Hacker News new | ask | show | jobs
by mjn 3050 days ago
It depends on the AST, but most languages' ASTs are quite unwieldy to work with directly. They get marked up with all kinds of semantic information useful for a compiler or interpreter quite early in the parsing process, and are often more explicit and regularized than the syntax is. For example, you can dump a Python AST with the 'ast' module, but it's not pretty.
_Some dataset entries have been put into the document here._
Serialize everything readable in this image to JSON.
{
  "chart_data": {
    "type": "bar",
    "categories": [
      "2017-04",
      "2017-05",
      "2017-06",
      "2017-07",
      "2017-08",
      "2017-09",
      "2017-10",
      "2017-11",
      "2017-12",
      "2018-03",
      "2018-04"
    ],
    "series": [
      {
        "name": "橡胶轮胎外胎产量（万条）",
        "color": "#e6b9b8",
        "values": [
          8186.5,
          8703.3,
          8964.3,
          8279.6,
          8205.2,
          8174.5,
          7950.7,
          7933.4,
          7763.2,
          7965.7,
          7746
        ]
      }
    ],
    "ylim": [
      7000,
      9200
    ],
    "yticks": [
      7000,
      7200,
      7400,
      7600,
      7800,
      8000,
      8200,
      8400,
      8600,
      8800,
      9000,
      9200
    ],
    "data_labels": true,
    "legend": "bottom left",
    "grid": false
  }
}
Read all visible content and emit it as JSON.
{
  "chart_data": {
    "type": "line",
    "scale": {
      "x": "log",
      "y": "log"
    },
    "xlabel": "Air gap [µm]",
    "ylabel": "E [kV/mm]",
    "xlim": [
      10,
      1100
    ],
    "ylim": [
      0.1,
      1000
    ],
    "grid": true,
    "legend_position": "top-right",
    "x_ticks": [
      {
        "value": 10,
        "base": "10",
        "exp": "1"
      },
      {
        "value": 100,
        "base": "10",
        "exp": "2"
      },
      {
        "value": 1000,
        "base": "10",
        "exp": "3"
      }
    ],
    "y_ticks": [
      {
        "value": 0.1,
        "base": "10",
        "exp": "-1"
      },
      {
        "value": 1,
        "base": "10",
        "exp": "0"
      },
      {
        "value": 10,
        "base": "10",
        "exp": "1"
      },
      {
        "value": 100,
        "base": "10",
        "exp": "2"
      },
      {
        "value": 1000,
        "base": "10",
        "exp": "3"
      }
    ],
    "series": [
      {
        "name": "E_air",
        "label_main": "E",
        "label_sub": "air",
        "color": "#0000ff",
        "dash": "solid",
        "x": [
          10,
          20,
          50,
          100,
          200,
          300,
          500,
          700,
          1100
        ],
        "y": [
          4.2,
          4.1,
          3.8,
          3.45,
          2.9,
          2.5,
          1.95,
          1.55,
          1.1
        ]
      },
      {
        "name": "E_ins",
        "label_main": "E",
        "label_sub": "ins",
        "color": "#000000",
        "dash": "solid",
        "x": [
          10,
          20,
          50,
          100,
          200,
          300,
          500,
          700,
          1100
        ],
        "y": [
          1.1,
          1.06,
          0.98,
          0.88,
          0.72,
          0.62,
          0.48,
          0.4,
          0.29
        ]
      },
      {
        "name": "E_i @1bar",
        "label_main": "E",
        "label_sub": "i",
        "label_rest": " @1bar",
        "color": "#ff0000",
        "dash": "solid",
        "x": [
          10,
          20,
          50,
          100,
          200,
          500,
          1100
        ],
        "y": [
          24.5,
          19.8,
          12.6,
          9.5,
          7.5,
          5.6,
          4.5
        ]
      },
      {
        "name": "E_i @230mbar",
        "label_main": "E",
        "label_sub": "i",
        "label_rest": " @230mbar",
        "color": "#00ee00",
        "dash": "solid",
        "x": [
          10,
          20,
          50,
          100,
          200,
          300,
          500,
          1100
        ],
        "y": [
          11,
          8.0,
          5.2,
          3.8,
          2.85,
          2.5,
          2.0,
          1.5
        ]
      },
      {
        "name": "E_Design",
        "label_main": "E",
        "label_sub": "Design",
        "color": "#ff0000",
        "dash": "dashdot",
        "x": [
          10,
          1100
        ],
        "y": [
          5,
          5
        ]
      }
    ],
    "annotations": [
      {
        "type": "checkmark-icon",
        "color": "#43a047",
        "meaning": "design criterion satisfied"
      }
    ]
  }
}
The statement "x=5" balloons into:

    Assign(targets=[Name(id='x', ctx=Store())], value=Num(n=5))
I think a comment up this thread (https://news.ycombinator.com/item?id=16386702) is right that Lisp manages to make this work because the s-expression structure of Lisp source code isn't really an AST, though it has some relationship to one.
1 comments

That Python doesn't look like abstract syntax; it's an intermediate form full of additional semantic objects geared toward further translation or interpretation.

A Lisp compiler might build up something like that, from a fully macro-expanded body of code. That's not usually accessible to programs.

Like the fact that n is converted to a Name() node, where it has a ctx property indicating Store() has nothing to do with syntax; it is the result of an analysis arising from how x is being used semantically. The user didn't specify any such attributes on the x just that x is assigned and that is already recorded by something like Assign(x, 5).